32 Jahre, sitzt seit 2021 für die Grünen im Bundestag. Sie ist Mitglied im Innenausschuss und in der Fraktion zuständig für Arbeits- und Bildungsmigration.
In den Eckpunkten heißt es, Deutschland solle als Einwanderungsland attraktiver werden. Da ist von familienfreundlicheren Verfahren die Rede, von einem „Welcome-Plan“ und einem Kulturwandel.
Das ist ein guter Anfang. Aber wir brauchen viel mehr, das kann nicht nur das Fachkräfteeinwanderungsgesetz lösen. Es braucht eine gesamtgesellschaftliche Kraftanstrengung. Integration darf nicht länger nur eine Bringschuld derer sein, die herkommen, sondern ist eine Aufgabe auch für uns als Aufnahmegesellschaft. Die Menschen müssen sich hier zu Hause fühlen, sonst bleiben sie nicht.
Von branchenspezifischen Akteuren höre ich immer wieder, Deutschland sei für viele Hochqualifizierte wenig attraktiv – eben weil es nicht dieses Signal gibt: Ihr seid hier gewollt, ihr seid willkommen. Populistische Stimmungsmache aus der Opposition und Angriffe auf Geflüchtete haben eine starke Außenwirkung.
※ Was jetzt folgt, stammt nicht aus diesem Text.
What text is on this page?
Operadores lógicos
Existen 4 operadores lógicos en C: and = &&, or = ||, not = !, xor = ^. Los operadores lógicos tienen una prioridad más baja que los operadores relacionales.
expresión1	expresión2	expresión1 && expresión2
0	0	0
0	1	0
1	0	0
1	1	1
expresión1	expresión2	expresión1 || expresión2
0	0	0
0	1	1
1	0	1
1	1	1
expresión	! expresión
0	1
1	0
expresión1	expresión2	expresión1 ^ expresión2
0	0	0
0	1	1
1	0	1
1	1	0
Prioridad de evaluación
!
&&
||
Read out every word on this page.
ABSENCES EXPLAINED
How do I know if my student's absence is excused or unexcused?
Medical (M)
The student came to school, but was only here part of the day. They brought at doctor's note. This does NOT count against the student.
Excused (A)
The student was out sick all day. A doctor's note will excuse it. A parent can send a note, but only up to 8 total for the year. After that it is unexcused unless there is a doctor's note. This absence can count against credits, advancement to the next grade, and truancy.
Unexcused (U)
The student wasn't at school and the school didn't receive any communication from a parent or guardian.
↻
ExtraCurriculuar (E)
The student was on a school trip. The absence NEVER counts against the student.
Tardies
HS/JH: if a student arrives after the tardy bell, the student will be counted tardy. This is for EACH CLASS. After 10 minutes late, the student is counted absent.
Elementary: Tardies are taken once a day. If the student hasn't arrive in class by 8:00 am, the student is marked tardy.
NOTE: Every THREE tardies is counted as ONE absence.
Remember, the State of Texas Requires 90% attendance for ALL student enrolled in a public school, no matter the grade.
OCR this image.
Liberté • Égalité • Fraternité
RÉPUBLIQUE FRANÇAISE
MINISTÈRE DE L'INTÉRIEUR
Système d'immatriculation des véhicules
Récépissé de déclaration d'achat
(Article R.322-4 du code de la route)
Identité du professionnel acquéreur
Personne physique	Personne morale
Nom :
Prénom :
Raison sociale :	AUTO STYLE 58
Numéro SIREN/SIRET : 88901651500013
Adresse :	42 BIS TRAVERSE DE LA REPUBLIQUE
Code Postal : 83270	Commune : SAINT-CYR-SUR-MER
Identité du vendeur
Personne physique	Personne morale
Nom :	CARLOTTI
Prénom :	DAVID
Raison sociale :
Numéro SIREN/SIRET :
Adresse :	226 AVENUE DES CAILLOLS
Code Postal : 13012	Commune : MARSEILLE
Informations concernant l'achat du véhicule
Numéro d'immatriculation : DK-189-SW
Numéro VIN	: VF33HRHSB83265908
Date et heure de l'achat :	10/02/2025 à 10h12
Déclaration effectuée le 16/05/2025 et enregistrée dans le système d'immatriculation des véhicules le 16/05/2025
Und es ist auch nicht hilfreich, wenn Bundesinnenministerin Nancy Faeser vor der vermeintlichen Gefahr durch illegale Migration warnt.
Sie sehen da kein Problem?
Ich halte es für das falsche Signal, zu sagen: Deutschland muss die harte Hand ausfahren, um Migration zu drosseln, weil wir überfordert sind. Wir sind dann überfordert, wenn wir weitermachen wie bisher und keinen deutlichen Zuwachs an Arbeitskräften bekommen.
Beim Thema Grenzschutz geht es aber nicht um Arbeitsmigrant*innen.
Diese Art der Debatten hat aber einen negativen Effekt auf das gesellschaftliche Klima in Gänze, die Konsequenzen tragen dann alle BIPoCs. Wir suchen Arbeitskräfte, und die werden zu einem großen Teil aus Ländern kommen, in denen die Mehrheit nicht-weiß ist. Schon heute haben wir an den Kliniken viele Ärzt*innen aus Syrien. Jede nicht-weiße Person in Deutschland hat Sorgen und Ängste, wenn Unterkünfte von Geflüchteten in Brand gesteckt werden.